こういう問いの何がいいかと言うと、出題している私も答えを知らないんですよ。教師とか大人が、自分は答えを知っているうえで問うてくる。そういう上から目線みたいな、ヒエラルキーがある環境だと、のびのびと自分の発想や想像を発表できない子たちがすごくたくさんいます。

バツをつけられたり、間違っていると言われるのが嫌だから。他にも、単純にずるいと考える人もいます。私なんかも、小学生・中学生時代、教師はずるいと思っていました。フラットな関係なら、いろんな自由な発想が出てきます。

これはNASAが南極で謎の「四角い氷床」を発見した時の写真で、NASAも「謎だ」と言っているんですよ。ということは、安心して何でも言える。模範解答がない、一問一答ではない問いを、フラットに一緒に考える。それを一定期間、何度も何度もやるんです。
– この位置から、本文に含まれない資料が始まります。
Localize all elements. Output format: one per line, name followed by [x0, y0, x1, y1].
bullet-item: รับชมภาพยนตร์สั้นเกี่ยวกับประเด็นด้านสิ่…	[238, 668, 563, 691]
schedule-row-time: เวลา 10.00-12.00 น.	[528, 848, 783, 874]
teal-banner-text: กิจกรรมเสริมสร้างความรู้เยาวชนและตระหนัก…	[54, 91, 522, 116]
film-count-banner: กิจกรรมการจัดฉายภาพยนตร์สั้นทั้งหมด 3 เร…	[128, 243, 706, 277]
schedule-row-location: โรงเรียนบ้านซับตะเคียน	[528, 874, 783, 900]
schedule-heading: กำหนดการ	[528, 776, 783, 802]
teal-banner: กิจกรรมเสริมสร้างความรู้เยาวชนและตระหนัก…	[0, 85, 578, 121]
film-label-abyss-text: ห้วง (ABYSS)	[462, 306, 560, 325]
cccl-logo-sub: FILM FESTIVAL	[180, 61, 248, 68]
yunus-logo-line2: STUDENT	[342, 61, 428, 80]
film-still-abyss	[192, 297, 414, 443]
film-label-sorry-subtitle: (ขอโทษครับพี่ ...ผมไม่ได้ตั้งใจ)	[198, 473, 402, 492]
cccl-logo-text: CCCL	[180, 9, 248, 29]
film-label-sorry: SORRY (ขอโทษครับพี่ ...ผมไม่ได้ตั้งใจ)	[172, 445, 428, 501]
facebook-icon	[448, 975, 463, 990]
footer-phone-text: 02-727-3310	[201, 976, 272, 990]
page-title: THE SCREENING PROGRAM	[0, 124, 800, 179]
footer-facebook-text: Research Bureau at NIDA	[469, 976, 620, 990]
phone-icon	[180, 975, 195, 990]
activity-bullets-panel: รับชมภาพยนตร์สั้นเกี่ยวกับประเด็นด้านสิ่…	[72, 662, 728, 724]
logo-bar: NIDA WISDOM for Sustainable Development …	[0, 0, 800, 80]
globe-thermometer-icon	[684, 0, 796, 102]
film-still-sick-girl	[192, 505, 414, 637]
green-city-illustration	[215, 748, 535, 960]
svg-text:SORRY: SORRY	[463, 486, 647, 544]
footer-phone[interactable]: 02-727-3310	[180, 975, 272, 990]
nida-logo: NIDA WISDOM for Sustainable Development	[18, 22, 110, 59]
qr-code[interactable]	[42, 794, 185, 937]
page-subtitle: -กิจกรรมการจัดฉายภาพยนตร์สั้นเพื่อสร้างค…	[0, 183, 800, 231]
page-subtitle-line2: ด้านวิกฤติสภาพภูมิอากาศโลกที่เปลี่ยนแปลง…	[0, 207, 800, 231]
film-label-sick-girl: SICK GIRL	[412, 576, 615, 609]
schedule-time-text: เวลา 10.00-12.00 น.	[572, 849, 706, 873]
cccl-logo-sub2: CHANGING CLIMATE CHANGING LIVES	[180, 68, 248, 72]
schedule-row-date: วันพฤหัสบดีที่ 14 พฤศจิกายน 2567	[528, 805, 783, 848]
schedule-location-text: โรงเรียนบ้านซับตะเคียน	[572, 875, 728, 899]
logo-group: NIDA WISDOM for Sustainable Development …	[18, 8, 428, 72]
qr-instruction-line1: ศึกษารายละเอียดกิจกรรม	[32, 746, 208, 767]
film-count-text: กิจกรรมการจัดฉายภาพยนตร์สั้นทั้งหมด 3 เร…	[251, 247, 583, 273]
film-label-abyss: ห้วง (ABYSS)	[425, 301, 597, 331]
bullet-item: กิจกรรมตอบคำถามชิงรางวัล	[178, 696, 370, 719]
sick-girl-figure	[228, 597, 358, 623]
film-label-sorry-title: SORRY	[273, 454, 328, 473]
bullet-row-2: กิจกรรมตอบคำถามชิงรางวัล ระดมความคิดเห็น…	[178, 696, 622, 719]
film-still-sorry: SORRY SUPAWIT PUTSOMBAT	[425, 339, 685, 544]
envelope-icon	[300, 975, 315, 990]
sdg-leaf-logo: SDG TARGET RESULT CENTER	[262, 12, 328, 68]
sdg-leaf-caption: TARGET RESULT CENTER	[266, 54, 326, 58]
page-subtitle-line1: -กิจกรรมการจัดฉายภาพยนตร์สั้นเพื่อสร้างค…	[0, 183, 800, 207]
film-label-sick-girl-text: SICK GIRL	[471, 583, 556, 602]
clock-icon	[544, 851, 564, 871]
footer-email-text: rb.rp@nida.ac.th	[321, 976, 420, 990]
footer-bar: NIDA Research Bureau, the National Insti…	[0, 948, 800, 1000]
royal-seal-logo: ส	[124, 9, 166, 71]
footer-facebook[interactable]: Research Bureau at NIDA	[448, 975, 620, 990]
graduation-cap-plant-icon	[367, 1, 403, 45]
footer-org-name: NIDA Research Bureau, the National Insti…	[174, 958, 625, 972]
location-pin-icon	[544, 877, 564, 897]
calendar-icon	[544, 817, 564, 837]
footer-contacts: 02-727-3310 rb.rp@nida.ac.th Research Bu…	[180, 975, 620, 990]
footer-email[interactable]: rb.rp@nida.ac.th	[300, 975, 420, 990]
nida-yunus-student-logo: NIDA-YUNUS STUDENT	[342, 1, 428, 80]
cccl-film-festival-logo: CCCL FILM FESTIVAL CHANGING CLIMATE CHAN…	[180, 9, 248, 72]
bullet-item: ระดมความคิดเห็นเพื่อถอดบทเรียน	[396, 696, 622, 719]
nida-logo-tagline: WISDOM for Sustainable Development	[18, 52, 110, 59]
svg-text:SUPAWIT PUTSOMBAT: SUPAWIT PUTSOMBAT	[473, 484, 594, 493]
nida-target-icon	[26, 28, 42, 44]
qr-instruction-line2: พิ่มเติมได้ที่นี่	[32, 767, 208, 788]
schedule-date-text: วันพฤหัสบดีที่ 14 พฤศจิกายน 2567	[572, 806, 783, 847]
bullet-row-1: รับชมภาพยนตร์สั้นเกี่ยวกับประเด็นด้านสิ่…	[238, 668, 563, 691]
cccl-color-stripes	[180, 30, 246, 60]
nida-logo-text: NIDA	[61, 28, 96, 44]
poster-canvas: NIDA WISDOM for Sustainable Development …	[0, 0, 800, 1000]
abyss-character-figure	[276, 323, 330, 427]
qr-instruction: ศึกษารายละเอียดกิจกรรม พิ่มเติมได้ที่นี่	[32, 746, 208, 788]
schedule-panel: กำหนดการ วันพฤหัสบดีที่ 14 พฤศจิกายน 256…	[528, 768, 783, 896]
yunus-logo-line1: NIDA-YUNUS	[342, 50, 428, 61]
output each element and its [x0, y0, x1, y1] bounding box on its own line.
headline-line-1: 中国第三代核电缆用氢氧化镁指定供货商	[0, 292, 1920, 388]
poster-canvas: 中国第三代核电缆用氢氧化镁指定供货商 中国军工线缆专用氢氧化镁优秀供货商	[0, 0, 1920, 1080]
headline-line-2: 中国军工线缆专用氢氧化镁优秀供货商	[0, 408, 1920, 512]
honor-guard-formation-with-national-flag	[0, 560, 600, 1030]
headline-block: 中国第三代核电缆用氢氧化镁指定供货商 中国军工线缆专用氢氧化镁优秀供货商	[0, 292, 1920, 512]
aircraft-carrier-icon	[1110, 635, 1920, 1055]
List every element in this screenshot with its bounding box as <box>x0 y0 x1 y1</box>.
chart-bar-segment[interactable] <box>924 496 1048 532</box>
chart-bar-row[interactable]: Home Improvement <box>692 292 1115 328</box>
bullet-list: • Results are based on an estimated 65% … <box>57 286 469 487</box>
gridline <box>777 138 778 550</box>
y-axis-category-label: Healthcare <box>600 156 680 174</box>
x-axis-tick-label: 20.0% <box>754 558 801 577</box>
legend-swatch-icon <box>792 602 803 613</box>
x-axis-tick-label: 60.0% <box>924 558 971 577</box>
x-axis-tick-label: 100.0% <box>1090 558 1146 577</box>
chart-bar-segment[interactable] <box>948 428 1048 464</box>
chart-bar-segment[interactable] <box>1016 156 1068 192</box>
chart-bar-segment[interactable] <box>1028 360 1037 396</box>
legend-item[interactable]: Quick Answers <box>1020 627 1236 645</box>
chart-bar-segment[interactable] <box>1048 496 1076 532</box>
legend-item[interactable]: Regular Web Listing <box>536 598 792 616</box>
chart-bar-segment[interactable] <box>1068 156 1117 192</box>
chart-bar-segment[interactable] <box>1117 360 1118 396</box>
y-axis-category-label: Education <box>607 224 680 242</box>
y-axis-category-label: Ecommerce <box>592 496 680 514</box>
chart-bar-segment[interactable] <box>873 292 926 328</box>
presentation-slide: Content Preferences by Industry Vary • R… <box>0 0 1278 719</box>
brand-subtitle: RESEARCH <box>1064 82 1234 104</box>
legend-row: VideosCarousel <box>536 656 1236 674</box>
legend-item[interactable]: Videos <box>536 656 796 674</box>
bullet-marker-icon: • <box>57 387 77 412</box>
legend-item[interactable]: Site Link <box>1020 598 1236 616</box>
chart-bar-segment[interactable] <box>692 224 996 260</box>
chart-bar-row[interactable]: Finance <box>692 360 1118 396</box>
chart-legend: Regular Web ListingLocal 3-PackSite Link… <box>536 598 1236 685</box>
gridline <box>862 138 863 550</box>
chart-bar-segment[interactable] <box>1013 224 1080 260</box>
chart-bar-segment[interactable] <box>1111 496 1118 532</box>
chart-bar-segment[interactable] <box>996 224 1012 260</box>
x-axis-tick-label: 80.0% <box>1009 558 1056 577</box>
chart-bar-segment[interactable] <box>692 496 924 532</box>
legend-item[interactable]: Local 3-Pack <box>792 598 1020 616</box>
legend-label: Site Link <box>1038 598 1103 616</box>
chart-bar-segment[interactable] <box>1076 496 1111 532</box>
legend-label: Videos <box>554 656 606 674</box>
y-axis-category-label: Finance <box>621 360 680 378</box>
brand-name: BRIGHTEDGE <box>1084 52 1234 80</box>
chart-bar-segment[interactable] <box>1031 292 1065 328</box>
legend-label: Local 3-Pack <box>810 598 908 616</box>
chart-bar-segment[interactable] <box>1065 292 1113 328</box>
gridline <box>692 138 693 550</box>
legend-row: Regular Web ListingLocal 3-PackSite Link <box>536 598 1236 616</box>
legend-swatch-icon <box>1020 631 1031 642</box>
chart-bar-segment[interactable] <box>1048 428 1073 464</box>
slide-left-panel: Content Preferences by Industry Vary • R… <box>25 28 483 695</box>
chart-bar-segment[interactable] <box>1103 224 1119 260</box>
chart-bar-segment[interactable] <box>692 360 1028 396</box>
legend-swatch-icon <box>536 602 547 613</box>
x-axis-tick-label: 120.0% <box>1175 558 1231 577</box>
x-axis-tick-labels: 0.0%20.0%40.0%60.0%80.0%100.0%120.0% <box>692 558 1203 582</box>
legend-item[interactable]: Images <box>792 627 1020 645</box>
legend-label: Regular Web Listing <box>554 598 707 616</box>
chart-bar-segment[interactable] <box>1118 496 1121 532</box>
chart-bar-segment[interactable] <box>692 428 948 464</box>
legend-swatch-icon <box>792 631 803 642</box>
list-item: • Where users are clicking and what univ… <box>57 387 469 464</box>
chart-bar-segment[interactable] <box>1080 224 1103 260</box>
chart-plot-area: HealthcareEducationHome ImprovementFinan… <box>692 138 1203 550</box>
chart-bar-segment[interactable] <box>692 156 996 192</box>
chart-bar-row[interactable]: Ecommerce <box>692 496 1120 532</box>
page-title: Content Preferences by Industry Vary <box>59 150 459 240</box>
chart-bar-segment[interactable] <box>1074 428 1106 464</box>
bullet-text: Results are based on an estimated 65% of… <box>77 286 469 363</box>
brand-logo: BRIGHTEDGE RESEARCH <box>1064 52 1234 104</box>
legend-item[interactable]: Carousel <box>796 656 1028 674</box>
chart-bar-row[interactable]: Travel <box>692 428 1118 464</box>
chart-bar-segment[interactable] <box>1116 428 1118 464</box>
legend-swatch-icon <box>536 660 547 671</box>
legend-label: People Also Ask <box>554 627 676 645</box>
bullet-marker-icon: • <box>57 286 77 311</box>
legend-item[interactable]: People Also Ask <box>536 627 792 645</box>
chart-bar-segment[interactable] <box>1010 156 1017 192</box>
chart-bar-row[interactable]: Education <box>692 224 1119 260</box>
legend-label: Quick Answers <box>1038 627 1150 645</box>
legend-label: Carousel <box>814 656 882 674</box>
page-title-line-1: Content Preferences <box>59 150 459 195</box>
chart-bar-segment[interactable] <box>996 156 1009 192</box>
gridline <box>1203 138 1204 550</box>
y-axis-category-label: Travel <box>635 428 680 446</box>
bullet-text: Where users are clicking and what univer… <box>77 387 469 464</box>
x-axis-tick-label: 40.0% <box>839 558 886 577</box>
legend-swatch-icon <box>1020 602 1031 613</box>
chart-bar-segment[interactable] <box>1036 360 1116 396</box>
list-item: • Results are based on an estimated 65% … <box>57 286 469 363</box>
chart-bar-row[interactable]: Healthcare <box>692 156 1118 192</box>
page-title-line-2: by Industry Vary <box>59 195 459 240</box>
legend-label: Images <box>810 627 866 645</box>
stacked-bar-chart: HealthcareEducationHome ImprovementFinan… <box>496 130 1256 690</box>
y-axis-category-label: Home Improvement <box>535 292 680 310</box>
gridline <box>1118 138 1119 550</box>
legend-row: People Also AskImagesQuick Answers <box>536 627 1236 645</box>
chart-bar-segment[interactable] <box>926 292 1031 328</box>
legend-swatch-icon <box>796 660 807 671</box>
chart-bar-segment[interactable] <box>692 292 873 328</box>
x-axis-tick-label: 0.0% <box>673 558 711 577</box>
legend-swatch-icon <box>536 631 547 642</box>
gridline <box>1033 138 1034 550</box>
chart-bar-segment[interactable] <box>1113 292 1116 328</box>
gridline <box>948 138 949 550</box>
そうするとだんだん自分の発想が出てくる。

私は授業の時に予定調和を嫌うので、予定調和的な授業はなるべく避けようとしています。例えば今日もこの講演を用意してる時に、スライドを100枚ぐらい用意しているんですね。今日はみなさんのお顔が見えないので、あんまり調整ができてはいないんですけれども。

授業の場合は、話の流れの中で反応を見たり、「やはりこっちの話しよう」とか、その都度変えるんですね。そういう場も、非常にいい影響があります。

私は実際不登校になった人間です。不登校になった理由はいっぱいあるんですが、そのうちの1つが「この先生の授業、たぶん私が寝ていても起きていても、同じことを言って同じことを黒板に書くだろう。自分が学校を休んでいても、たぶん同じだろうな。そんな場に6年間もいたら、『世界なんて絶対変えられない』と思いそうだな」「洗脳されそうだな」と思って、めっちゃ怖くなったんですね。

なので、「あなたがいたから、今、話の方向性が変わりましたよ」とか、「その意見いいね。じゃあ今日はそれについて話そう」とか。あるいはみんなが黙っていたら、「黙っているんだ。じゃあこれをやってみようかな」とかね。いろんなやり方ができるんですけれども、その時その時でいかに対話的に対応するのかが、非常に重要ではないかなと思います。

教師や親の役割は「探究のナビゲート」

これ、家庭でできることも重要なポイントですよね。探究をナビゲートする時に、大事なことの1つにこういうのがあります。これは、動物行動学者の日高(敏隆)さんの作品の中に紹介されている話です。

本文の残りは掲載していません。